Le jeune homme, incapable de répondre, laissait aller sa tête sur l’épaule de sa maîtresse :

— Partons, murmura-t-il enfin à son oreille. Mon frère est un monstre, un lâche. Il a voulu me déchirer le cœur. Il a voulu m’arracher à toi.

Rita d’Anrémont foudroya du regard Nathaniel abasourdi :

— Ah, c’est mal, monsieur, dit-elle, bien mal ce que vous avez fait là. Je ne suis qu’une pauvre fille qui n’a pour elle que son amour, mais cet amour est plus fort que tout. Plus fort que vos conventions, que vos idées étroites. Vous pouvez être sûr que, quoi qu’il arrive, quoi que vous fassiez, ma vie est désormais rivée à celle de Sébastien.

— Partons, dit l’aveugle.

L’aidant à reculer, Rita d’Anrémont entraîna Sébastien. Juve regarda Nathaniel qui demeurait atterré, immobile au milieu du sentier.

— Eh bien ? demanda le policier, qu’avez-vous dit ? qu’avez-vous fait pour déterminer cette scène ?

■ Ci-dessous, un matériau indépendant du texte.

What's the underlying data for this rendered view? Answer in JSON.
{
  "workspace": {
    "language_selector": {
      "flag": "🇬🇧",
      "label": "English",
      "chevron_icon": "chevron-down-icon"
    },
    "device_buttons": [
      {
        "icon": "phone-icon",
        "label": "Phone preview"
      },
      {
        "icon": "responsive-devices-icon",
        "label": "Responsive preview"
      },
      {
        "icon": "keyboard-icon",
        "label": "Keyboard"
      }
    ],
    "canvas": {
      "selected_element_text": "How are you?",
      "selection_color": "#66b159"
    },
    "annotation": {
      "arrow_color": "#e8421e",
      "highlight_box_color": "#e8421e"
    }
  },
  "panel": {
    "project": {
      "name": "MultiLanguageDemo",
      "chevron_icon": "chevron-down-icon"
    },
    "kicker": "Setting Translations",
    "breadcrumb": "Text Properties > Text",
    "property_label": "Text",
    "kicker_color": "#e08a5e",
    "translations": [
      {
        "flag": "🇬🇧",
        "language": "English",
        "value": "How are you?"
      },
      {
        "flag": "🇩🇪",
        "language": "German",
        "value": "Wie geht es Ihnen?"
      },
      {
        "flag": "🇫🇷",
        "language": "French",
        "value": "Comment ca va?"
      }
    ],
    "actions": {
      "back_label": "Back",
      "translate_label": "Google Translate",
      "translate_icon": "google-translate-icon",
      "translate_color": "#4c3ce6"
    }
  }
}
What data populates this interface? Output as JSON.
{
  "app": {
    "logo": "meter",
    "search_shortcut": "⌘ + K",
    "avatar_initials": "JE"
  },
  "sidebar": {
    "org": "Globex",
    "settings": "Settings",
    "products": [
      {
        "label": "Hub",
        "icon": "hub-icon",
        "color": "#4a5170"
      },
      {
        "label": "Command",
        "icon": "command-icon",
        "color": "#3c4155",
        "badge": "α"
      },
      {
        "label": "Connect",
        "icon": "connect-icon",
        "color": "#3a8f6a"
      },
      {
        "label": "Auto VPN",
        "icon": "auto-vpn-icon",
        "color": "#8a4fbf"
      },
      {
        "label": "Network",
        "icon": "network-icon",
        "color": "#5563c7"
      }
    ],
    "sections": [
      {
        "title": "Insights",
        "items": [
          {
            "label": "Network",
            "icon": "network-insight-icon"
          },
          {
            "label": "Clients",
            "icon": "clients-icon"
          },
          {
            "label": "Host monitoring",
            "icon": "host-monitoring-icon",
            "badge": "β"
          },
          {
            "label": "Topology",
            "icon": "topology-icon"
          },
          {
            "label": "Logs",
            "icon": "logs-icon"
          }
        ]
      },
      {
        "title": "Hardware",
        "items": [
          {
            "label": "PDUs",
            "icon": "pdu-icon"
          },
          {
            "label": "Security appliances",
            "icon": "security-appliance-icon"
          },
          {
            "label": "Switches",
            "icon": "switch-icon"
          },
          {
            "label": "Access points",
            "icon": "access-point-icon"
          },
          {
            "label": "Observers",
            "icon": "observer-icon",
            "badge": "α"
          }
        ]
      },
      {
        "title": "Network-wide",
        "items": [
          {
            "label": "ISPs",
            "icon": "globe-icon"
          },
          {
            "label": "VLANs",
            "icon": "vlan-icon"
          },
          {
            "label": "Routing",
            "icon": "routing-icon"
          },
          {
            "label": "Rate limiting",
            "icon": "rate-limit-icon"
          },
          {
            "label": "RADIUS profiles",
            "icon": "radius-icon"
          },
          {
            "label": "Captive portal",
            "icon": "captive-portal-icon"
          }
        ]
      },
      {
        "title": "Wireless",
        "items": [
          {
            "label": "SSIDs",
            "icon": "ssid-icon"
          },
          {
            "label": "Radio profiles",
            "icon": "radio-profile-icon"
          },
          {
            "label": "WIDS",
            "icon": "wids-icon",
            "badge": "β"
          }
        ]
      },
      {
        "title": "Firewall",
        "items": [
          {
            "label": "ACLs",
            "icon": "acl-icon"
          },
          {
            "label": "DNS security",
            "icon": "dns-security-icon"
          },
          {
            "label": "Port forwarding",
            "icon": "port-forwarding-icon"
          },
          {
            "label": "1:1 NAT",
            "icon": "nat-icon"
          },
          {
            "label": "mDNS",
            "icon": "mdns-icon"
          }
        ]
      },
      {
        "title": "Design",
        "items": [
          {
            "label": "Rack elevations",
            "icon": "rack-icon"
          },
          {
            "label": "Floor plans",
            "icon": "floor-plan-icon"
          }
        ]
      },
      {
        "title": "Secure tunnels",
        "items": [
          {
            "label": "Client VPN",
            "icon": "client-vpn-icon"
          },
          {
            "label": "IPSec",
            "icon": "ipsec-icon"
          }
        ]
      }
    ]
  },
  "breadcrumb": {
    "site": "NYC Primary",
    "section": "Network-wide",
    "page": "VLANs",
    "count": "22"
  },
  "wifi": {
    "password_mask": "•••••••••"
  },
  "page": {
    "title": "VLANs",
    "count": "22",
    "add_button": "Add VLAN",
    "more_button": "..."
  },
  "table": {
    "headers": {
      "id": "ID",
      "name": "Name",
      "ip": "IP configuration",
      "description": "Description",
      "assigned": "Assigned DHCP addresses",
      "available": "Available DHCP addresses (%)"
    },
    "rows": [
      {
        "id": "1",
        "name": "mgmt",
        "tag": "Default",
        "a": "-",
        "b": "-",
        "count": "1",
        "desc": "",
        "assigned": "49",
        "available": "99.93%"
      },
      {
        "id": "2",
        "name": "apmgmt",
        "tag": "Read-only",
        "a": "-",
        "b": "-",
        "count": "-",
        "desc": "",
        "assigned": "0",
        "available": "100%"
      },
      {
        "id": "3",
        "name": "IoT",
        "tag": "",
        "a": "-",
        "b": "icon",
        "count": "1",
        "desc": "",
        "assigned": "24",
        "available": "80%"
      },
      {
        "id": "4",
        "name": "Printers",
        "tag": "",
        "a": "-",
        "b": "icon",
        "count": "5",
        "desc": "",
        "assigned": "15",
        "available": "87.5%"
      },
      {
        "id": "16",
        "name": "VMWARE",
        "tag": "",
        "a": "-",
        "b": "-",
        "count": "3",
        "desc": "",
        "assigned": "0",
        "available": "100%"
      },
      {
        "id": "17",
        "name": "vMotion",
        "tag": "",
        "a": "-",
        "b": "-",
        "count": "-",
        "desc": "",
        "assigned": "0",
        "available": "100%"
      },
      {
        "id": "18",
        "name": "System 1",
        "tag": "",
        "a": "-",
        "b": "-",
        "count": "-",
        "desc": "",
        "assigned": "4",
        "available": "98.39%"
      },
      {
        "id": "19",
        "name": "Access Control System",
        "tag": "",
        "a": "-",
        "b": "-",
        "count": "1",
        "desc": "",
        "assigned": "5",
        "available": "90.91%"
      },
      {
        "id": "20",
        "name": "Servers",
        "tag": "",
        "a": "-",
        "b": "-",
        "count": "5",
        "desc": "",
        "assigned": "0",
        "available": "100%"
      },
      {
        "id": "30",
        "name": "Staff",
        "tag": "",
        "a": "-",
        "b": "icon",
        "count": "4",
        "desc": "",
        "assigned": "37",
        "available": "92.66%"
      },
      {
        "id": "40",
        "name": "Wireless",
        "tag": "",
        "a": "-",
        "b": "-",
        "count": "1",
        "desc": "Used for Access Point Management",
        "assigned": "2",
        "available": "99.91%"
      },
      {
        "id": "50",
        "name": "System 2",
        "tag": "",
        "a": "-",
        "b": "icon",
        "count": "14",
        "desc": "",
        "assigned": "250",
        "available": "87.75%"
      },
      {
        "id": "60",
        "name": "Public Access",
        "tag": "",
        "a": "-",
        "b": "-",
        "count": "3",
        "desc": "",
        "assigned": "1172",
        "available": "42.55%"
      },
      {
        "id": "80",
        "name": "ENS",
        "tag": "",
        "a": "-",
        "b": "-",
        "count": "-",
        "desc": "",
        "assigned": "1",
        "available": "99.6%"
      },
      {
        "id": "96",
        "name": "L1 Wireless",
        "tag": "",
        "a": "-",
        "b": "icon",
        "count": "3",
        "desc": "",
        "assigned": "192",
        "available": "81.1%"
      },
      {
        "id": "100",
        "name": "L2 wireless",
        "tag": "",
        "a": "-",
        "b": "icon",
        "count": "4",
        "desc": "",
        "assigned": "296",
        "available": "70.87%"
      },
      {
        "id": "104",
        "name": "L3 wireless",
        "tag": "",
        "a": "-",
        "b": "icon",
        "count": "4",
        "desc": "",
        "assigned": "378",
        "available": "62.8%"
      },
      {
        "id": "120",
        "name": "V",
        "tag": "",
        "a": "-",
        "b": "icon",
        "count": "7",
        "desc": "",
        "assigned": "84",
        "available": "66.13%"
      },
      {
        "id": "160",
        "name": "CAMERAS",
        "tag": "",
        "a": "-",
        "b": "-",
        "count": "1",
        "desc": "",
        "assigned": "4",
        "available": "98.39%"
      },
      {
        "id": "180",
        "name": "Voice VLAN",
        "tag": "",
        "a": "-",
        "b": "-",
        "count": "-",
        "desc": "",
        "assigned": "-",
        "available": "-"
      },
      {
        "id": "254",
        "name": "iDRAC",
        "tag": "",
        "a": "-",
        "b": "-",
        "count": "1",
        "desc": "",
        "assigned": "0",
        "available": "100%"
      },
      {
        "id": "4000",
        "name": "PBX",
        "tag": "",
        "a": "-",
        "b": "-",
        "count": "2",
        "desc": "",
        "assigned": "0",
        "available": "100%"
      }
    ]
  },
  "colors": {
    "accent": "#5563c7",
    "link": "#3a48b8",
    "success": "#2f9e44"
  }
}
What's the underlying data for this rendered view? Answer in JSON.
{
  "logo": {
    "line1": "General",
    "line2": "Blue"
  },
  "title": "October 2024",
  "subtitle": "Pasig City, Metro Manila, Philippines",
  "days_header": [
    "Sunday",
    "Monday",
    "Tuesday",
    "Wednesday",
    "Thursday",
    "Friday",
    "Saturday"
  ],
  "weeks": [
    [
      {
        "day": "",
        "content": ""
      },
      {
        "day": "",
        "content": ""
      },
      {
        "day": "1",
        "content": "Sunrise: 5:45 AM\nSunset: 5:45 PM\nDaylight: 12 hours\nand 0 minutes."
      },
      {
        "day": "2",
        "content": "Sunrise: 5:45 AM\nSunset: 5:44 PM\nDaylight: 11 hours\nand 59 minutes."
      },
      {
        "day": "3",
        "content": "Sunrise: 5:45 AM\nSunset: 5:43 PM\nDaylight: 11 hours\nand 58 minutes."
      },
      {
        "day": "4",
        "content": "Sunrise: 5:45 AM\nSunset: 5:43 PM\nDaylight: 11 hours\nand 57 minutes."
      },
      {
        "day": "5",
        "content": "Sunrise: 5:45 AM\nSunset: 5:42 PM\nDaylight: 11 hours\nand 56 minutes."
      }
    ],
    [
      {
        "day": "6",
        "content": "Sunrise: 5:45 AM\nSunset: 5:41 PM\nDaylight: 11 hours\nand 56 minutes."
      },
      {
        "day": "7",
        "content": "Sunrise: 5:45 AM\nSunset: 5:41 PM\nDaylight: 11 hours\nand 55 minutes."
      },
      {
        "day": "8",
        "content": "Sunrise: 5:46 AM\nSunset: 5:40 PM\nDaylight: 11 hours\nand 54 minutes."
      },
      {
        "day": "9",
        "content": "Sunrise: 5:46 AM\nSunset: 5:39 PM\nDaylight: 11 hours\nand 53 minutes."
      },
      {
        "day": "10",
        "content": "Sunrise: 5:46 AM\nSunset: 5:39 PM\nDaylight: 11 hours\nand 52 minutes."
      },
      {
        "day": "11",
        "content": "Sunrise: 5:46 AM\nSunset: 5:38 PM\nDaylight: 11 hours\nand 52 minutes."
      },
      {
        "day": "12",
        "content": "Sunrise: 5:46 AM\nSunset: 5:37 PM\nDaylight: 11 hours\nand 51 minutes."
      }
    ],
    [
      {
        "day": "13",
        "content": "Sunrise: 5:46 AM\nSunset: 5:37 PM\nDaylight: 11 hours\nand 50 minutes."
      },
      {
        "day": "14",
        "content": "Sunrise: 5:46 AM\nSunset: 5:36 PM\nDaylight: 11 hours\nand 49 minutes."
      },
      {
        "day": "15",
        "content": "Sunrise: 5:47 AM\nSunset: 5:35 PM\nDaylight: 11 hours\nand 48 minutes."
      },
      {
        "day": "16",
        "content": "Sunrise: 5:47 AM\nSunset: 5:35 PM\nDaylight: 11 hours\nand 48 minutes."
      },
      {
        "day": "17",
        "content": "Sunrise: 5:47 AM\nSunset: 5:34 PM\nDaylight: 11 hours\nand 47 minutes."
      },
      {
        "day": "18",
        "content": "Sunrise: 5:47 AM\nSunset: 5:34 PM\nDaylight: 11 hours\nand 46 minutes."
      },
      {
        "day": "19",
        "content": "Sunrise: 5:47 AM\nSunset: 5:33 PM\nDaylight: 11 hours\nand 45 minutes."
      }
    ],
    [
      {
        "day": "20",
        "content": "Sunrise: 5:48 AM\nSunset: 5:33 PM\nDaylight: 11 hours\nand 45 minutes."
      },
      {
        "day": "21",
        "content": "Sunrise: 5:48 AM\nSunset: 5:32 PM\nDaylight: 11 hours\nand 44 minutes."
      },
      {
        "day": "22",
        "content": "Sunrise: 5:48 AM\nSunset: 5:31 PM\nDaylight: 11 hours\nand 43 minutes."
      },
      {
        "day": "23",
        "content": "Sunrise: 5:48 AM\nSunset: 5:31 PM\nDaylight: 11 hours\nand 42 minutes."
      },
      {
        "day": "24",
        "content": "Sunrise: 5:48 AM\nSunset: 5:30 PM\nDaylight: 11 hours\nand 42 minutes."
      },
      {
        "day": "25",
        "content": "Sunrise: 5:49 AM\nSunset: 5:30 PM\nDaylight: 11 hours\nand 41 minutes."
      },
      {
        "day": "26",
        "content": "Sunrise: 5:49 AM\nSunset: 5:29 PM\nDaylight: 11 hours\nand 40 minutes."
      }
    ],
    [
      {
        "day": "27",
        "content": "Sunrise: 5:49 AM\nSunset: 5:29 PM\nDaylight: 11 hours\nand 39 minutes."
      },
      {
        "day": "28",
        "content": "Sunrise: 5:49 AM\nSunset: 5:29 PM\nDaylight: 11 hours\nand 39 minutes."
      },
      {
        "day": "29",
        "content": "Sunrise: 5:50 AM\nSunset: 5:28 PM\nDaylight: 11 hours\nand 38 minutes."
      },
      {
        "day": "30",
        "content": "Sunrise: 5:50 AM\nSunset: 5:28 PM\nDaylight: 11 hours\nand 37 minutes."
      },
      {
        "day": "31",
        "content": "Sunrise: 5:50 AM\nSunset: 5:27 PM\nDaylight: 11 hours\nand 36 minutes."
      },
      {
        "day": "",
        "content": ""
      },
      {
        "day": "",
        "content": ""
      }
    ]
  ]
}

— Peut-être, avoua le banquier, ai-je été maladroit. Je n’y peux rien. C’est mon caractère d’aller droit au but.

— Conclusion : tout m’a l’air d’être irrémédiablement rompu, désormais, entre votre frère et vous.

— Eh bien, tant pis ! hurla le banquier qui ne se possédait plus.

— Je crois, monsieur, dit Juve, que pour le moment nous n’avons plus rien à nous dire.

Et le policier coupa à travers bois.

— Avec ces caractères entiers et bornés, il est impossible d’arriver à quoi que ce soit, se disait-il.

Puis sa pensée se reporta sur l’aveugle.

— Le pauvre garçon, il ne sait pas ce qui l’attend.

18 – LADY BELTHAM CHEZ THORIN

— Jérôme !

De sa voix bourrue, le bienfaisant Célestin Labourette venait d’appeler à son aide son domestique. Et maintenant il lui déclarait :

— Jérôme ! donne-moi une allumette c’est l’heure sainte et sacrée de la pipe. Allons, grouille-toi mon garçon. Il est absolument temps que je fume, ou je deviens enragé.

Jérôme Fandor frotta une allumette, la tendit à son patron :

— À votre santé, Monsieur.

— À la tienne, mon garçon.

Célestin Labourette s’entourait d’un nuage bleuâtre des plus propices à la rêverie. C’était l’instant que Jérôme Fandor attendait depuis le matin.